Assuming this says $y = \ln \left(2 \tan x\right)$:

Recall that $\ln x$ is continuous within its own domain (this is a tricky definition, but all it means is that its own domain happens to extend towards 0 without getting to 0, making it "continuous" because it never gets to a well-defined boundary). Its domain is $\left(0 , \infty\right)$, while its range is $\left(- \infty , \infty\right)$.

Also recall that $\tan x$ has a vertical asymptote at $x = \pm \frac{n \pi}{2}$ (it looks almost like $y = {x}^{3}$ with sharp vertical breaks), and is ZERO every integer $\boldsymbol{\pi}$. However, again, you could say it is continuous within its own domain because it has double-sided limits but does not ever truly reach a well-defined boundary.

The first thing to look at is where the ln function has discontinuities.

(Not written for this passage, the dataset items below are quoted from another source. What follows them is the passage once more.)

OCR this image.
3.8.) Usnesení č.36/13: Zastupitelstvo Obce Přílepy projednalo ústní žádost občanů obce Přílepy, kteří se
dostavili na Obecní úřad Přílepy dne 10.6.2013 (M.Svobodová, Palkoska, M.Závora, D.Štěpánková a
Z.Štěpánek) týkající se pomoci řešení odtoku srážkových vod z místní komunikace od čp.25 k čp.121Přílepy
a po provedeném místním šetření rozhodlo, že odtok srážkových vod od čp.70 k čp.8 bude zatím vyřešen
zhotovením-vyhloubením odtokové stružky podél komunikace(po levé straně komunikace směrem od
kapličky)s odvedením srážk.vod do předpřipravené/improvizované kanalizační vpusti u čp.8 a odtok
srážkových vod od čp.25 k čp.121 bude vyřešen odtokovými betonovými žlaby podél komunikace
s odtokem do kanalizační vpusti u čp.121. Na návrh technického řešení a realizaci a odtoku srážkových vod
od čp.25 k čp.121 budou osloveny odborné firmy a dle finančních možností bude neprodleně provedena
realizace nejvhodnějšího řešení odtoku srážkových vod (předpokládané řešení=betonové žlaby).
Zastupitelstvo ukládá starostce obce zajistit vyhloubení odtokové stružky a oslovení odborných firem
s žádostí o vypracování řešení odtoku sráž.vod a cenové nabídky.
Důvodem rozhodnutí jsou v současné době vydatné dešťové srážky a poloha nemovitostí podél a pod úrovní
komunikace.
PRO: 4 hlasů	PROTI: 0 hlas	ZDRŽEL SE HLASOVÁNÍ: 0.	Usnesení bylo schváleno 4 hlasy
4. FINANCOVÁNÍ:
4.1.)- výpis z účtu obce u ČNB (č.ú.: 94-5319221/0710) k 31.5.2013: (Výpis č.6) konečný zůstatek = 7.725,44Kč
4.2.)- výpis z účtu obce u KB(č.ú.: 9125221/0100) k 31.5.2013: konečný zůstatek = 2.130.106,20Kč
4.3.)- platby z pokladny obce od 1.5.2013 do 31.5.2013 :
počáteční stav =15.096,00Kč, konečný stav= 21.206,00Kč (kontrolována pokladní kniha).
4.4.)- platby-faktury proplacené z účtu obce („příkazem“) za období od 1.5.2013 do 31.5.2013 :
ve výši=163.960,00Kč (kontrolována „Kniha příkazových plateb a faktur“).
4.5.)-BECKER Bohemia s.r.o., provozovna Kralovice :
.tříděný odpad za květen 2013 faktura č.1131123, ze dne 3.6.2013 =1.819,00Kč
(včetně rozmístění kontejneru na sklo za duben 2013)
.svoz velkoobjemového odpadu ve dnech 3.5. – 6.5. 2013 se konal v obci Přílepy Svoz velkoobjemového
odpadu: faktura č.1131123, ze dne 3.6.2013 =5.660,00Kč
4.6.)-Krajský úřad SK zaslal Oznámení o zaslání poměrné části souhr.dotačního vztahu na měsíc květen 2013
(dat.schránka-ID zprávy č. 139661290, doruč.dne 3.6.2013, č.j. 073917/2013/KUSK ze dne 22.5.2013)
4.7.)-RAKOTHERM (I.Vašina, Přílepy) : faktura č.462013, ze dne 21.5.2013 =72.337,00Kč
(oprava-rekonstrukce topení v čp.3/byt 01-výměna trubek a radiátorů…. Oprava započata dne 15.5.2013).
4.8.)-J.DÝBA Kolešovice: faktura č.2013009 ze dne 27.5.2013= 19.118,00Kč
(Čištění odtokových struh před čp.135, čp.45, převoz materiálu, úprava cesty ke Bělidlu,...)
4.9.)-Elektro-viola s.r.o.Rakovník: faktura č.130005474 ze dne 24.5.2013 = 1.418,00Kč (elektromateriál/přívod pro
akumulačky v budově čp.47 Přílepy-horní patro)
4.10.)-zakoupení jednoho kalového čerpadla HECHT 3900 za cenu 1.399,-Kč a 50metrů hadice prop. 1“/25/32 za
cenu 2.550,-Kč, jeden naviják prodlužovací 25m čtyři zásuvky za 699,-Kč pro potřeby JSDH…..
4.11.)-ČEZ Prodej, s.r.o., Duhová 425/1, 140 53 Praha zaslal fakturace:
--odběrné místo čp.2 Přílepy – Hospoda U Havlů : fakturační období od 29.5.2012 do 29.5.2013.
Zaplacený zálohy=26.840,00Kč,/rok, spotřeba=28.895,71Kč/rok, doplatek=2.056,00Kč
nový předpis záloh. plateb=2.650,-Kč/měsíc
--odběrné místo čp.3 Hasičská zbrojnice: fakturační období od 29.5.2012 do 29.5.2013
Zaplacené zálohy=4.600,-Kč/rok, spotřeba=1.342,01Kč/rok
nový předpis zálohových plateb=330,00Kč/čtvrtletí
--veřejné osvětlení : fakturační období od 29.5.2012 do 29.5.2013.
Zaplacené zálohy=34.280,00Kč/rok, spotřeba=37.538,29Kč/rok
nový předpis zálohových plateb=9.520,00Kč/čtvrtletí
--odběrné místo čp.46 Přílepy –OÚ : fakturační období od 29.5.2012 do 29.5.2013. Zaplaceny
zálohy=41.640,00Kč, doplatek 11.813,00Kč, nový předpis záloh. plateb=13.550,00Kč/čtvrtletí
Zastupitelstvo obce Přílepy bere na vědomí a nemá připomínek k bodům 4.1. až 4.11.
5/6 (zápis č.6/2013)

The natural log function looks at the value in parentheses and evaluates the power to which e, Euler's number, must be raised to be equal to the value in the parentheses. For example:

$\ln \left(1\right) = 0$ This implies that ${e}^{0} = 1$ which makes sense. You can also see this equivalence by making both sides exponents of e.

From this example, it becomes clear that we will have a problem if we take the natural log of 0. What power could e be raised to to make it 0? The answer is a discontinuity, in this case the discontinuity is negative infinity. Since there is a discontinuity in the ln function at $\ln \left(0\right)$, finding any points where the interior function equals 0 will be finding discontinuities. To find the rest, find where the interior function has discontinuities.

As a result, this has discontinuities if

• $x = \pm \frac{n \pi}{2}$ --- this covers the case of $\pm n \pi$ as well as $\pm \frac{n \pi}{2}$, as we want $\pm \frac{\pi}{2} , \pm \pi , \pm \frac{3 \pi}{2}$, etc.

$n \in \mathbb{Z}$.